Header Normalization
Header Normalization
Header normalization tests examine how servers transform malformed header names when they accept them rather than rejecting. A server that silently converts Content_Length to Content-Length creates a smuggling vector: an upstream proxy might pass the underscore form through without acting on it, while the back-end treats it as a real Content-Length.

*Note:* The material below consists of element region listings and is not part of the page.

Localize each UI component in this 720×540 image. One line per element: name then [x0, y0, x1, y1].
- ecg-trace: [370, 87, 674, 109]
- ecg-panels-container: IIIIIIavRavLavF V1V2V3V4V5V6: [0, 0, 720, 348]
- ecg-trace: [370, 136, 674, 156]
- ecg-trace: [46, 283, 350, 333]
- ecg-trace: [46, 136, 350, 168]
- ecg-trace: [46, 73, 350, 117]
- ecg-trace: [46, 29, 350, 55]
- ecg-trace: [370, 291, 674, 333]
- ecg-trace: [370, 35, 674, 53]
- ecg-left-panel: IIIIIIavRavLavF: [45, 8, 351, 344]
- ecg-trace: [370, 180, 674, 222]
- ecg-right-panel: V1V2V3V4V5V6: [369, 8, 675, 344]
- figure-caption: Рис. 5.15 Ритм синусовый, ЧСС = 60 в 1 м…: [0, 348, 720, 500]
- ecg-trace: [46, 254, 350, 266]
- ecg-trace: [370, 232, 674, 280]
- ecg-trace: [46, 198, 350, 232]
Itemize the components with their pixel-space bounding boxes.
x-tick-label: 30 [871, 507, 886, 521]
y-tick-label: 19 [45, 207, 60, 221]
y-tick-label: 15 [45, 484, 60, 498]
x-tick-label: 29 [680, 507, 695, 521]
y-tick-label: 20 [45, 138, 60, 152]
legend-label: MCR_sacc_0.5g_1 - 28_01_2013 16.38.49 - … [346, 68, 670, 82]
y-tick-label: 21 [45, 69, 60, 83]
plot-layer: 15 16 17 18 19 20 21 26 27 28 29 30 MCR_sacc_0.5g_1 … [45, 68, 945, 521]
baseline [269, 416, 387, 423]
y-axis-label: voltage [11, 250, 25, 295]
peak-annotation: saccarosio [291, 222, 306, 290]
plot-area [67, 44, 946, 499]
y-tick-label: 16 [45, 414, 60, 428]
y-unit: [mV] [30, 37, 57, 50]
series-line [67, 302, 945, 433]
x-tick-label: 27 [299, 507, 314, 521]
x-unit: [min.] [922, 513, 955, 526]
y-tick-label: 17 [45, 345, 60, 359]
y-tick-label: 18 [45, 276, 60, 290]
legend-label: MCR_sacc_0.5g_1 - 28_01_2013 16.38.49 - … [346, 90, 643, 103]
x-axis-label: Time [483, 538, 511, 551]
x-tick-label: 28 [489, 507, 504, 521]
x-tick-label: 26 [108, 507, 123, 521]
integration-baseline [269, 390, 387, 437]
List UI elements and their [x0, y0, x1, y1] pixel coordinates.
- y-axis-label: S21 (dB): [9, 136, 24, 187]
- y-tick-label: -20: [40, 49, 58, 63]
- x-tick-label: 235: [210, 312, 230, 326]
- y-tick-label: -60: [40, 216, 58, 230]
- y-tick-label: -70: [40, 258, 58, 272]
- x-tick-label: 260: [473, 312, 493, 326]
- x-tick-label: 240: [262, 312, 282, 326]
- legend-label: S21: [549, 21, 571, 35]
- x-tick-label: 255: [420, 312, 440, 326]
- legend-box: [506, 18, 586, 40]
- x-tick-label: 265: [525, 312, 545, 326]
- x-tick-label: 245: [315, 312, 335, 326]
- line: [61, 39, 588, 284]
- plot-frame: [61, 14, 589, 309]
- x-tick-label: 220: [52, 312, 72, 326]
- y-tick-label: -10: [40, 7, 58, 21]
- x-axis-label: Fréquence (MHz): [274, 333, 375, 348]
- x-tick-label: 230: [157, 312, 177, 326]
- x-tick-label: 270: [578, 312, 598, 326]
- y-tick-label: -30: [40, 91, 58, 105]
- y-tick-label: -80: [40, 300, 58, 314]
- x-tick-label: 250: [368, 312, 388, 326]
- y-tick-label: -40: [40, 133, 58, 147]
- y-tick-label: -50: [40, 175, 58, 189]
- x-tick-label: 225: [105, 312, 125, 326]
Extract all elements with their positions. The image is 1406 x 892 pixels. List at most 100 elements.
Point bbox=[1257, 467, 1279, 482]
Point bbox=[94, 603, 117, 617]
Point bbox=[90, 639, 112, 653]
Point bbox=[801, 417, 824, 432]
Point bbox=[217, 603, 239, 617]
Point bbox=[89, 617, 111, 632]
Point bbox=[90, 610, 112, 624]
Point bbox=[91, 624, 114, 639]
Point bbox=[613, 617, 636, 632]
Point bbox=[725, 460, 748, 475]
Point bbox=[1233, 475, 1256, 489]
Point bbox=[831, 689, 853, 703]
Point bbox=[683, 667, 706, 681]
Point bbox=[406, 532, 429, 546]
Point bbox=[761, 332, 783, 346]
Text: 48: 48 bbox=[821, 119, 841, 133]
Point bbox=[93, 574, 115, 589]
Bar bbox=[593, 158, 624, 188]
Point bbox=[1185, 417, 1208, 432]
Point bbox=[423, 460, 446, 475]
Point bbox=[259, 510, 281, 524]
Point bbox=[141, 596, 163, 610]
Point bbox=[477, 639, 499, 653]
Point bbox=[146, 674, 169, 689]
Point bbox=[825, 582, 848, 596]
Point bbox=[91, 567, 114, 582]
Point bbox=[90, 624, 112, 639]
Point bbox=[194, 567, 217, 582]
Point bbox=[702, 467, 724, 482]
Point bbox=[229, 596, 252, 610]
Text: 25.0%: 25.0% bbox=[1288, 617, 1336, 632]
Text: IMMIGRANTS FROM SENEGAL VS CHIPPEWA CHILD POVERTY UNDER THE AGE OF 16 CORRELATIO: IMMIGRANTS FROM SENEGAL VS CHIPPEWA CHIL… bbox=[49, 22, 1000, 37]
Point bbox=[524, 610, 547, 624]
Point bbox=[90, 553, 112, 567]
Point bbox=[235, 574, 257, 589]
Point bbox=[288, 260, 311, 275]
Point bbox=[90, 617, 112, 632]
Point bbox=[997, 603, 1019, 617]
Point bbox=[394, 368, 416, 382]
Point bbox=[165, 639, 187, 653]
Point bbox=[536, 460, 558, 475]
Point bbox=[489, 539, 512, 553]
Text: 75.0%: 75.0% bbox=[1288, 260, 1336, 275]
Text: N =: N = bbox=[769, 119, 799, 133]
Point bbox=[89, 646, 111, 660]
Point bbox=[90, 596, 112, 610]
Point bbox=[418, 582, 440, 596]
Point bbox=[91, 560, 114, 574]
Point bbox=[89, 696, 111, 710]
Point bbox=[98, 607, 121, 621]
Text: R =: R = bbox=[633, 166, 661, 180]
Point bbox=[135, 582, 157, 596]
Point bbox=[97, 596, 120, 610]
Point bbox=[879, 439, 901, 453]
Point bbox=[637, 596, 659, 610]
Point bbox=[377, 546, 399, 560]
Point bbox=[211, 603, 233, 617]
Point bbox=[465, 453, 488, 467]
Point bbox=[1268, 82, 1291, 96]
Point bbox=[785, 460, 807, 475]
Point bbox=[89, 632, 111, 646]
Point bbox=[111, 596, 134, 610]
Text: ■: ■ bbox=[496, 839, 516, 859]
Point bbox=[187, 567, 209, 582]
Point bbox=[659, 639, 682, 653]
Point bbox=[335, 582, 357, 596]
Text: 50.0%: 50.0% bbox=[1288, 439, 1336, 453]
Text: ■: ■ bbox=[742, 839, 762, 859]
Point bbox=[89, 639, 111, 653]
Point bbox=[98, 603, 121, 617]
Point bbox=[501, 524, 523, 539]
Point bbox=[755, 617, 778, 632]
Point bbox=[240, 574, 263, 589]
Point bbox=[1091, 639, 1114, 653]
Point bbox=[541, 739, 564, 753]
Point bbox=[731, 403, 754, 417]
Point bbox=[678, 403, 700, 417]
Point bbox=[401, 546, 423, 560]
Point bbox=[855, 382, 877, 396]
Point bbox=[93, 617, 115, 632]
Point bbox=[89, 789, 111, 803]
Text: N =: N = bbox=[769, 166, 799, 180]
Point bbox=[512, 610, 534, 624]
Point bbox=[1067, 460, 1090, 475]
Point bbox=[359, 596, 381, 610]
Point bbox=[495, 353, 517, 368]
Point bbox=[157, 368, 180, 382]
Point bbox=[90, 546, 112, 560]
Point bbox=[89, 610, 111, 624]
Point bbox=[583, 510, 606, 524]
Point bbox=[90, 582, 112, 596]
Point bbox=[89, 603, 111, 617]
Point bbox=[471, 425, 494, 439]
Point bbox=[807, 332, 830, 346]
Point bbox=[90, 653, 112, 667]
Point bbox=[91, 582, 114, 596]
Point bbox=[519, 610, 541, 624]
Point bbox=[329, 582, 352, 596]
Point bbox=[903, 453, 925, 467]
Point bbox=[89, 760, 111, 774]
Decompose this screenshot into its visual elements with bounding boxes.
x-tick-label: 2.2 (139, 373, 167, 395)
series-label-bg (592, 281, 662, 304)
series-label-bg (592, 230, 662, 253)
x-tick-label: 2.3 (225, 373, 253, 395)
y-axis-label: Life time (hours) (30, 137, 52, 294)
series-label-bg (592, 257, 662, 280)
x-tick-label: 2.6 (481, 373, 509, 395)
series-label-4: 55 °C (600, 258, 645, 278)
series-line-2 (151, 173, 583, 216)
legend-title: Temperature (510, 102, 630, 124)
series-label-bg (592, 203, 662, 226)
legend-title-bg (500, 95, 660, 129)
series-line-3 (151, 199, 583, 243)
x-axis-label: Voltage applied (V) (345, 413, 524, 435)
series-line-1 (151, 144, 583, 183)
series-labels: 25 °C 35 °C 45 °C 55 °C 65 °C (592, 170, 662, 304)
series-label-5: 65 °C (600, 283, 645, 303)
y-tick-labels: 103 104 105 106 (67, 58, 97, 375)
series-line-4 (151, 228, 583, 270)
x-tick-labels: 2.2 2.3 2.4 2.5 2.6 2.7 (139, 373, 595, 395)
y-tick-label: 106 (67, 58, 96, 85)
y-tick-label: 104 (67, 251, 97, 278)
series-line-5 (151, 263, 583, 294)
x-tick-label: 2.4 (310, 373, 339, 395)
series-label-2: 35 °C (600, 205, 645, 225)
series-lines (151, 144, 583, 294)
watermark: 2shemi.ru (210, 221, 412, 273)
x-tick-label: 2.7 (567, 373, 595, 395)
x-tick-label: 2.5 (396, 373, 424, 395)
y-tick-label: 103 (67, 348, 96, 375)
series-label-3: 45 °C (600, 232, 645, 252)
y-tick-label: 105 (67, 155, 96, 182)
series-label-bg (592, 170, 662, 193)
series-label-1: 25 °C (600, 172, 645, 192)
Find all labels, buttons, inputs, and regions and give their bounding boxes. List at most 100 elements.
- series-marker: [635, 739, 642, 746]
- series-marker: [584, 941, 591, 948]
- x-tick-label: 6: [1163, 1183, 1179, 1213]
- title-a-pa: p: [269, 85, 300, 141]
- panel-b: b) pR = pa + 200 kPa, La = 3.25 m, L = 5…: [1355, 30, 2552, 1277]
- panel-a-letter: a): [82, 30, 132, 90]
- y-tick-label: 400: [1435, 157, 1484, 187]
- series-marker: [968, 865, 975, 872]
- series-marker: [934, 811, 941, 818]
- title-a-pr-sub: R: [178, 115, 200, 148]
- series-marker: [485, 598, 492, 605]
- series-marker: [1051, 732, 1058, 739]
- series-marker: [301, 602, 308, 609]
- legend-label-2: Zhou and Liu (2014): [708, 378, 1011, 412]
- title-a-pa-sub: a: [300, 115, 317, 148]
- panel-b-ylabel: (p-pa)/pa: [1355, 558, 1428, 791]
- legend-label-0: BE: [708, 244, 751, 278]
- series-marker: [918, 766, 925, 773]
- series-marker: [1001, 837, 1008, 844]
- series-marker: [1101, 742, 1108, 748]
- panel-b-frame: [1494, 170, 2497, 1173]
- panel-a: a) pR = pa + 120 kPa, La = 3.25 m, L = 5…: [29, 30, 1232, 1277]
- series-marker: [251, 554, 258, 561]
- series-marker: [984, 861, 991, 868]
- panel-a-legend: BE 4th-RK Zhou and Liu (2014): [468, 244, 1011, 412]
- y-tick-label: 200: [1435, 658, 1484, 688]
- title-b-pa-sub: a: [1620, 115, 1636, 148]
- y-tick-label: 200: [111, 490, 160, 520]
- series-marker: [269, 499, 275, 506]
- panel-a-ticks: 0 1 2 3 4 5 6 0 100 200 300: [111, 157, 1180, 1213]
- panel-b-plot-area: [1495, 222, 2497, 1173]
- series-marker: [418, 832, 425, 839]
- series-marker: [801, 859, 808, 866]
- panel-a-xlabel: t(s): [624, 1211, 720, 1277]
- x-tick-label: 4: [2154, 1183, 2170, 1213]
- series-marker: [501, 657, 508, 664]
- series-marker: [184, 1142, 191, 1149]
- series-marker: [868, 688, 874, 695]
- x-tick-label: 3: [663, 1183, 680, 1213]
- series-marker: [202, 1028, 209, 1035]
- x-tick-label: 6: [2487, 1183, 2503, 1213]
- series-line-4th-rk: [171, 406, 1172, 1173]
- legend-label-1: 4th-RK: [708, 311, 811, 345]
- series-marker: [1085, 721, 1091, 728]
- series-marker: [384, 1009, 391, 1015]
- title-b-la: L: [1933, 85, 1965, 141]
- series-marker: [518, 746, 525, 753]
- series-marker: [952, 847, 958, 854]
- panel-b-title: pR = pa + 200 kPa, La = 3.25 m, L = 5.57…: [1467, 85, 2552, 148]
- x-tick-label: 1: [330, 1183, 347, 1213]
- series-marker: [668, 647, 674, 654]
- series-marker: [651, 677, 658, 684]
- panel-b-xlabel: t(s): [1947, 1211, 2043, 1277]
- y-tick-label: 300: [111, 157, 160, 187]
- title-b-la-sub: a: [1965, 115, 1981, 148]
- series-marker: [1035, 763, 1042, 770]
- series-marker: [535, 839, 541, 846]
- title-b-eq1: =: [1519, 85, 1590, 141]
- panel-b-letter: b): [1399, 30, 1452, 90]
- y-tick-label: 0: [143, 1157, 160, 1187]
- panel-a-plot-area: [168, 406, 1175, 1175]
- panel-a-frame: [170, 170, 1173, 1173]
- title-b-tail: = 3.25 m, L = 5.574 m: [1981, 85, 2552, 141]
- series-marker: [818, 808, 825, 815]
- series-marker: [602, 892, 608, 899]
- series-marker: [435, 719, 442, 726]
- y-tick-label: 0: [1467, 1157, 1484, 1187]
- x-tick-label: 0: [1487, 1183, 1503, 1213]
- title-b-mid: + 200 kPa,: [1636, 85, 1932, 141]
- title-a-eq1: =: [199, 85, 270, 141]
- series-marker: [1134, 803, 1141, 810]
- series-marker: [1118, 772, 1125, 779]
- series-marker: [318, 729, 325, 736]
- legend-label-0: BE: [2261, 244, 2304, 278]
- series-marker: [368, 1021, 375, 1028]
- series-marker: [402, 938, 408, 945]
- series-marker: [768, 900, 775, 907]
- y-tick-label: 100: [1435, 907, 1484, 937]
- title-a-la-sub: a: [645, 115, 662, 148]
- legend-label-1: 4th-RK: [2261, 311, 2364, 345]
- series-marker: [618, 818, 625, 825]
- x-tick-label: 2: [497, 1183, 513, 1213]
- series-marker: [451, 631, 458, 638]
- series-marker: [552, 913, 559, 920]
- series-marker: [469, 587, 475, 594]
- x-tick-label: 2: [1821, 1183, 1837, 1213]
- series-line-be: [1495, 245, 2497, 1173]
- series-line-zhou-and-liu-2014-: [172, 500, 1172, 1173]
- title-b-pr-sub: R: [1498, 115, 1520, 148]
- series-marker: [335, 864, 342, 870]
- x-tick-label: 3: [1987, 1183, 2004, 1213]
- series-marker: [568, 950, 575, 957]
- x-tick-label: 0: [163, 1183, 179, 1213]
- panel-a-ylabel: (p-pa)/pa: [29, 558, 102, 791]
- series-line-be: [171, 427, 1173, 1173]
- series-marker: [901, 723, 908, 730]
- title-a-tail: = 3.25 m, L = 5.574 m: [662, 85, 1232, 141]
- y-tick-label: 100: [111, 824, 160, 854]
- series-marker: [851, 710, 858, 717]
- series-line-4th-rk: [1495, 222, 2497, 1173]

How the Echo Endpoint Works
Each normalization test sends a POST /echo request with a valid Content-Length for body framing, plus an additional malformed header. The /echo endpoint reflects all received headers back in the response body, one per line:
Host: localhost:8080
Content-Length: 11
Content_Length: 99Http11Probe then parses the echo response to determine what happened to the malformed header name.
Verdict Logic
| Echo Result | Verdict | Meaning |
|---|---|---|
| Standard header name with probe value | Fail | Server normalized the name (smuggling risk) |
| Original malformed name with probe value | Warn | Server preserved the name (mild proxy-chain risk) |
| Neither found | Pass | Server dropped or rejected the header |
| 400 / 4xx / 5xx | Pass | Server rejected the request |
| Connection closed | Pass | Server refused the connection |
Tests
Scored
Content_Length with underscore instead of hyphen.
Space before colon in Content-Length header.
Tab character embedded in header name.
Transfer_Encoding with underscore instead of hyphen.